Uber Eats couriers, mainly from Africa, demonstrated in Paris after the food delivery company accused riders of using fake identities and blocked 2,500 accounts.
Hundreds of Uber Eats riders from Africa, many without French work permits, demonstrated in Paris on Monday after the company kicked 2,500 accounts off its restaurant delivery platform that allegedly used fake identities.
French police said there were around 350 protesters but organizers gave a higher figure of 500.
Many people said they had been working for years with Uber, claiming the company was well aware that its riders are often undocumented migrants who use "borrowed" IDs to open their accounts.
"I was disconnected two weeks ago, but I worked all through the lockdowns (during the Covid-19 pandemic)," 34-year-old Osseni Kone from Ivory Coast said outside the Uber Eats offices in central Paris.
"I'm asking Uber to regularize my situation so I can work freely," he said.
Undocumented migrants affected by auditing practices
The US-based company is facing growing pressure across Europe to hire riders outright as employees, rather than independent contractors, to respect the rights of "gig economy" workers.
In France, that prompted Uber Eats to audit its rider accounts after signing a charter with the government to "harmonize the oversight practices" of its platform.
It said 2,500 of the roughly 60,000 accounts overall were identified as fraudulent, and said riders whose accounts were blocked could still appeal.
"I've worked like this for them for three years," said Ismael Meite, 32, also from Ivory Coast.
"They knew full well that the ID card and the profile photo were not identical but they had no problem with it. We did a huge amount of work during Covid and now they say we're not in order?" he said.
A colleague, also from Ivory Coast but who asked to remain anonymous, denounced his dismissal as "brutal", showing his 99% approval rating from clients on the Uber Eats app.
Uber faces mounting pressure over labor rights
In France, like in many European countries, couriers are required to apply as independent contractors so food delivery companies like Uber Eats, Deliveroo and Glovo can avoid the expenses and taxes associated with employed workers.
Uber and other delivery service operators insist the workers are self-employed, and courts across Europe have issued contradictory decisions -- sometimes forcing companies to provide standard labor contracts, at other times upholding their status as independent contractors.
Last April in France, a Paris court fined the British meal delivery group Deliveroo after finding it guilty of "undeclared labour" for using freelance riders who should have been classified as employees, depriving the state of millions of euros in payroll taxes.

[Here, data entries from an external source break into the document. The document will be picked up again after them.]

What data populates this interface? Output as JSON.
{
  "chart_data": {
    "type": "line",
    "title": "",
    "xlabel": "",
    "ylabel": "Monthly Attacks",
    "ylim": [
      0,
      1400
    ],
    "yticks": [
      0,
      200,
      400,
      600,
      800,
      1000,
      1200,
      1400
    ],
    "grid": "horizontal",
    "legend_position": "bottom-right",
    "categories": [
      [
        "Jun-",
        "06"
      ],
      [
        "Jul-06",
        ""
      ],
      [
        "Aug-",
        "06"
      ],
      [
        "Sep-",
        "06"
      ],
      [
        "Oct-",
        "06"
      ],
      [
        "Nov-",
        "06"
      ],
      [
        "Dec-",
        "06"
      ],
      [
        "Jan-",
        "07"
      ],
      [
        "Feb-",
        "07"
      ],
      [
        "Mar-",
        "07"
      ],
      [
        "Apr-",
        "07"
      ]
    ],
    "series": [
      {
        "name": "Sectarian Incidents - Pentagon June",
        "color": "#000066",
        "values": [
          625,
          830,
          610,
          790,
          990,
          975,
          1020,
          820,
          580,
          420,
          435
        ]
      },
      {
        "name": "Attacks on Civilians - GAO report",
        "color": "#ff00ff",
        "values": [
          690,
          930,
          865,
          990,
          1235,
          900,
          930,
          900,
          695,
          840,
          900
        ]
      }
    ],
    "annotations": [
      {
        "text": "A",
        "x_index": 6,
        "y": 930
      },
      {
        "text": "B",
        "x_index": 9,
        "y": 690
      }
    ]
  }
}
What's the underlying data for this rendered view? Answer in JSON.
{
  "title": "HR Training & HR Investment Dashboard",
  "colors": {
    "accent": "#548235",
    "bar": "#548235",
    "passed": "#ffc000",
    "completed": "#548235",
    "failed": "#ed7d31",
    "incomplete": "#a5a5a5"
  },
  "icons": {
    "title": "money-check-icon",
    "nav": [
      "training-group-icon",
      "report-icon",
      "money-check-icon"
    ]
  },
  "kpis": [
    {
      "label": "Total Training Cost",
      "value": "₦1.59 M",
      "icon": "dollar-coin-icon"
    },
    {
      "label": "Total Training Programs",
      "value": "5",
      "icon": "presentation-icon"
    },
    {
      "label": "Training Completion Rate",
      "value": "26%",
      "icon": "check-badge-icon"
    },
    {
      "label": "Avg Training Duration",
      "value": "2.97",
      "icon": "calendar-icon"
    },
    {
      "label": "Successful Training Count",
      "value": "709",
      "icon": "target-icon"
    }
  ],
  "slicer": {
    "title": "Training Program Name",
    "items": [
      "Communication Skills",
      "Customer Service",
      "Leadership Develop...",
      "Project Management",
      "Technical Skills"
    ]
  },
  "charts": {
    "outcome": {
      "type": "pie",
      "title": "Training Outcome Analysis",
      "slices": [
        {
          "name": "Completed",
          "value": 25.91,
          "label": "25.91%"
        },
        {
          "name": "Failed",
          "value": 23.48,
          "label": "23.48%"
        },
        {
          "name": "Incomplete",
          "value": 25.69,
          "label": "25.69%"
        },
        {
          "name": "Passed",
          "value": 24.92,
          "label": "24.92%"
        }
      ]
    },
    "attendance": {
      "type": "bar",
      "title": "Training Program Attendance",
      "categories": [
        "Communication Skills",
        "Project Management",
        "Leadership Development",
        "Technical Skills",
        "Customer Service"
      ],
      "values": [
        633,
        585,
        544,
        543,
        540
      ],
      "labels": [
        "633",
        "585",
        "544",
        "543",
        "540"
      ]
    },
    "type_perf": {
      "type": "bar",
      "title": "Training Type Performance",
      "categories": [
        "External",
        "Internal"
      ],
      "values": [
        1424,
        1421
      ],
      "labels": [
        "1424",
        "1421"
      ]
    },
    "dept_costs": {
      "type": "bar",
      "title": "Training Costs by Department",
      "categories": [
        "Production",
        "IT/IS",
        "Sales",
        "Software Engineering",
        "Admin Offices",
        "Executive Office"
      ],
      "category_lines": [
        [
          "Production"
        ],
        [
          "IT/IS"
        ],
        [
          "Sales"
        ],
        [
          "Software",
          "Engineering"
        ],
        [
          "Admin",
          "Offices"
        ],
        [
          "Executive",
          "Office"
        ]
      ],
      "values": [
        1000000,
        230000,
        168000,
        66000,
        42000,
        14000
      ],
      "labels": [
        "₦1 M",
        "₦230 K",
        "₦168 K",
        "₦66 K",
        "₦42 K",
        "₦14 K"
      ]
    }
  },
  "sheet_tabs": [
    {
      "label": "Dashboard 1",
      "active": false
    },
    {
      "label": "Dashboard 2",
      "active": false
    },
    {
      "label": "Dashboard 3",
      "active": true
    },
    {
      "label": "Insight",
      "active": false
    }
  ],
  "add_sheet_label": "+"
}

Uber has faced huge criticism in recent months, with ongoing battles over workers’ rights and unpaid waiting times for drivers of its transport service.
Dismissals as growth slows
Food delivery companies saw considerable growth during the COVID-19 pandemic. With the reopening of restaurants after lockdowns were eased across Europe, demand for delivery services slowed down.
The timing of the dismissals also raises questions, as many couriers were working for the company for several years before being blocked as growth slowed. "Why has [Uber] decided the account is fraudulent after two years of service?," former Uber Eats courier Assimi Aboladji told Wired. In 2020, he applied for an Uber Eats account using someone else’s document because he did not have the right papers. His application was approved, and for the next two years he worked for the platform without any issues before being blocked in August.
Wired reported that many couriers who were disconnected have Italian identity cards, which cannot be used to work outside of Italy. Thomas Aonzo, president of the Independents Union, told Wired that since 2018 Uber Eats has allowed couriers to use these cards to create an account. Italian identity cards are common among asylum seekers in Europe, including people who have entered the EU by crossing the Mediterranean Sea from North Africa to Italy.